Cependant, Jonathan n'est pas un bon comédien. Il arrive que sa réelle personnalité et J. se croisent dans son esprit, ce qui donne lieu à des conversations étranges où il crache sa haine des nigh, sans pour autant montrer le moindre signe de répulsion. Au lieu d'éliminer son adversaire sans réfléchir, il tente de discuter avec lui pour essayer de le comprendre.

Néanmoins, au final, toutes ses cibles finissent par être assassinées. Car, afin que sa tante puisse un jour vivre en paix, et que les pulsions destructrices des nigh ne fassent plus de victimes, Jonathan et J. ne reculeront devant rien.

***

« Tu sais désormais qui je suis, termine Jonathan.

— Alors, en fait... tu fais tout ça pour nous libérer de nos pulsions... ? conclut Cammy, d'un sourire triste.
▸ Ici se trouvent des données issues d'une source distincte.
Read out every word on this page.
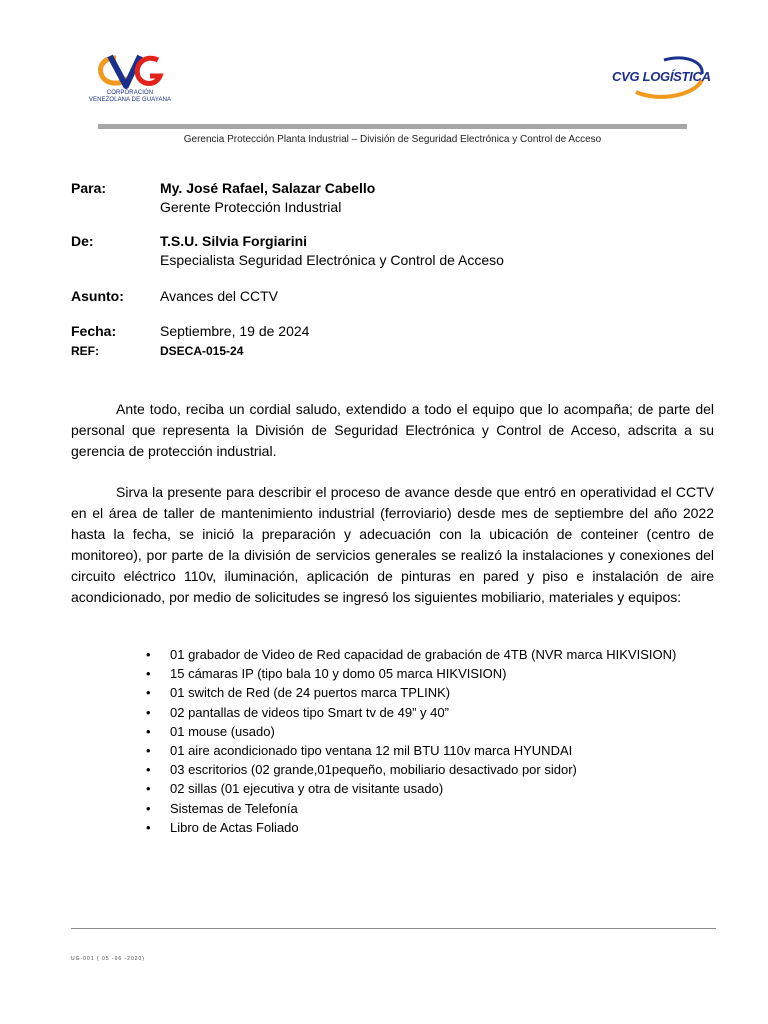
CORPORACIÓN
VENEZOLANA DE GUAYANA
CVG LOGÍSTICA
Gerencia Protección Planta Industrial – División de Seguridad Electrónica y Control de Acceso
Para:	My. José Rafael, Salazar Cabello
Gerente Protección Industrial
De:	T.S.U. Silvia Forgiarini
Especialista Seguridad Electrónica y Control de Acceso
Asunto:	Avances del CCTV
Fecha:	Septiembre, 19 de 2024
REF:	DSECA-015-24
Ante todo, reciba un cordial saludo, extendido a todo el equipo que lo acompaña; de parte del personal que representa la División de Seguridad Electrónica y Control de Acceso, adscrita a su gerencia de protección industrial.
Sirva la presente para describir el proceso de avance desde que entró en operatividad el CCTV en el área de taller de mantenimiento industrial (ferroviario) desde mes de septiembre del año 2022 hasta la fecha, se inició la preparación y adecuación con la ubicación de conteiner (centro de monitoreo), por parte de la división de servicios generales se realizó la instalaciones y conexiones del circuito eléctrico 110v, iluminación, aplicación de pinturas en pared y piso e instalación de aire acondicionado, por medio de solicitudes se ingresó los siguientes mobiliario, materiales y equipos:
• 01 grabador de Video de Red capacidad de grabación de 4TB (NVR marca HIKVISION)
• 15 cámaras IP (tipo bala 10 y domo 05 marca HIKVISION)
• 01 switch de Red (de 24 puertos marca TPLINK)
• 02 pantallas de videos tipo Smart tv de 49” y 40”
• 01 mouse (usado)
• 01 aire acondicionado tipo ventana 12 mil BTU 110v marca HYUNDAI
• 03 escritorios (02 grande,01pequeño, mobiliario desactivado por sidor)
• 02 sillas (01 ejecutiva y otra de visitante usado)
• Sistemas de Telefonía
• Libro de Actas Foliado
UG-001 ( 05 -06 -2020)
— Je te l'ai déjà dit, conteste-t-il, n'essaie pas de trouver une excuse à mes actes. Je suis une pourriture qui agit de façon égoïste. »

Toujours le sourire aux lèvres, Cammy devient de plus en plus transparente, jusqu'à disparaître.

J. ouvre brusquement ses yeux. Il a l'impression d'être sorti d'un long rêve.

Face à lui, se tient à peine debout Cammy, les larmes aux yeux. Elle semble avoir réellement vécu ses souvenirs, et ressenti toute la douleur qu'il éprouvait.

Jonathan ne faisait pas que raconter un monologue, et encore moins rêver.